¹ From Imperial College London and Royal Brompton and Harefield NHS Foundation Trust, London (J.C.D.), and the Manchester Adult Cystic Fibrosis Centre, Manchester (A.H.) - both in the United Kingdom; Vertex Pharmaceuticals (S.M.M., C.M.M., S.R., R.A.S., C.S., F.V.G., D.W., F.X., T.Y.) and Boston Children's Hospital and Brigham and Women's Hospital (A.U.) - all in Boston; Indiana University School of Medicine, Indianapolis (C.B.); Universitätsmedizin Berlin and Berlin Institute of Health, Berlin, and the German Center for Lung Research, Giessen - all in Germany (M.A.M.); St. Vincent's University Hospital and University College Dublin School of Medicine, Dublin (E.F.M.), and Cork University Hospital and University College Cork, Cork (B.J.P.) - all in Ireland; Schneider Children's Medical Center of Israel, Petah Tikva, and Sackler Faculty of Medicine, Tel Aviv University, Tel Aviv (D.P.) - both in Israel; Seattle Children's Hospital, Seattle (B.W.R.); National Jewish Health, Denver (J.L.T.-C.); St. Michael's Hospital, Toronto (E.T.); and the University of Alabama at Birmingham, Birmingham (S.M.R.).

Abstract

Background: The next-generation cystic fibrosis transmembrane conductance regulator (CFTR) corrector VX-659, in triple combination with tezacaftor and ivacaftor (VX-659-tezacaftor-ivacaftor), was developed to restore the function of Phe508del CFTR protein in patients with cystic fibrosis.

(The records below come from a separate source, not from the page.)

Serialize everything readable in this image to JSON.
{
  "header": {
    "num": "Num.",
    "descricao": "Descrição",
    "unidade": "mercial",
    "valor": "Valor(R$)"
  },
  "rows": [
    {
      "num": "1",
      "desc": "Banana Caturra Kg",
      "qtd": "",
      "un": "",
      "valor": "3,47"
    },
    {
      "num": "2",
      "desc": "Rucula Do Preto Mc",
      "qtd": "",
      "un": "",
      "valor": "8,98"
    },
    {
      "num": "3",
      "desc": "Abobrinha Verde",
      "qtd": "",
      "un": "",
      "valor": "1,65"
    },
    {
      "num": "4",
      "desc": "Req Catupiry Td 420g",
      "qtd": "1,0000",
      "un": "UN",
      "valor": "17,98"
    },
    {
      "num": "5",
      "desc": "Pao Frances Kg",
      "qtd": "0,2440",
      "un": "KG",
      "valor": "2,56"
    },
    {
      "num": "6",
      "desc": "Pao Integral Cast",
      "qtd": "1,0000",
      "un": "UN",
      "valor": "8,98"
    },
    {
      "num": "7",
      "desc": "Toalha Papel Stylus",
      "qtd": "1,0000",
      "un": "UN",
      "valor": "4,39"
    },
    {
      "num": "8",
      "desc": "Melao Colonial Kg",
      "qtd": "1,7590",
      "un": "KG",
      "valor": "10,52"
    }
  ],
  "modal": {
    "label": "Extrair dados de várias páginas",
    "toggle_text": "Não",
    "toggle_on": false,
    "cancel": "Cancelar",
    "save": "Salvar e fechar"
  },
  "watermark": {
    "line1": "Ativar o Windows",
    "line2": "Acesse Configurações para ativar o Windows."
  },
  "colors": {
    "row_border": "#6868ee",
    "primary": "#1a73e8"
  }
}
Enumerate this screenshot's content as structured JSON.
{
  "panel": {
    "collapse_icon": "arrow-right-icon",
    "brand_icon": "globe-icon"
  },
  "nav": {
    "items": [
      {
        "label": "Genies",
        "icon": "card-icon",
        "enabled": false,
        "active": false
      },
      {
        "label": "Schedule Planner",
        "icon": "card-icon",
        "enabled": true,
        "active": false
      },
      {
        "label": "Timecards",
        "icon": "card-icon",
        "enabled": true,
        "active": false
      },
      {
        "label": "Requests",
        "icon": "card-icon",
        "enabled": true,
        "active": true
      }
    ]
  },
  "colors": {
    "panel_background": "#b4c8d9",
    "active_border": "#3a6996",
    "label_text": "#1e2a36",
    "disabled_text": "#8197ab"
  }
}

Methods: We evaluated the effects of VX-659-tezacaftor-ivacaftor on the processing, trafficking, and function of Phe508del CFTR protein using human bronchial epithelial cells. A range of oral VX-659-tezacaftor-ivacaftor doses in triple combination were then evaluated in randomized, controlled, double-blind, multicenter trials involving patients with cystic fibrosis who were heterozygous for the Phe508del CFTR mutation and a minimal-function CFTR mutation (Phe508del-MF genotypes) or homozygous for the Phe508del CFTR mutation (Phe508del-Phe508del genotype). The primary end points were safety and the absolute change from baseline in the percentage of predicted forced expiratory volume in 1 second (FEV₁).

Results: VX-659-tezacaftor-ivacaftor significantly improved the processing and trafficking of Phe508del CFTR protein as well as chloride transport in vitro. In patients, VX-659-tezacaftor-ivacaftor had an acceptable safety and side-effect profile. Most adverse events were mild or moderate. VX-659-tezacaftor-ivacaftor resulted in significant mean increases in the percentage of predicted FEV₁ through day 29 (P<0.001) of up to 13.3 points in patients with Phe508del-MF genotypes; in patients with the Phe508del-Phe508del genotype already receiving tezacaftor-ivacaftor, adding VX-659 resulted in a further 9.7-point increase in the percentage of predicted FEV₁. The sweat chloride concentrations and scores on the respiratory domain of the Cystic Fibrosis Questionnaire-Revised improved in both patient populations.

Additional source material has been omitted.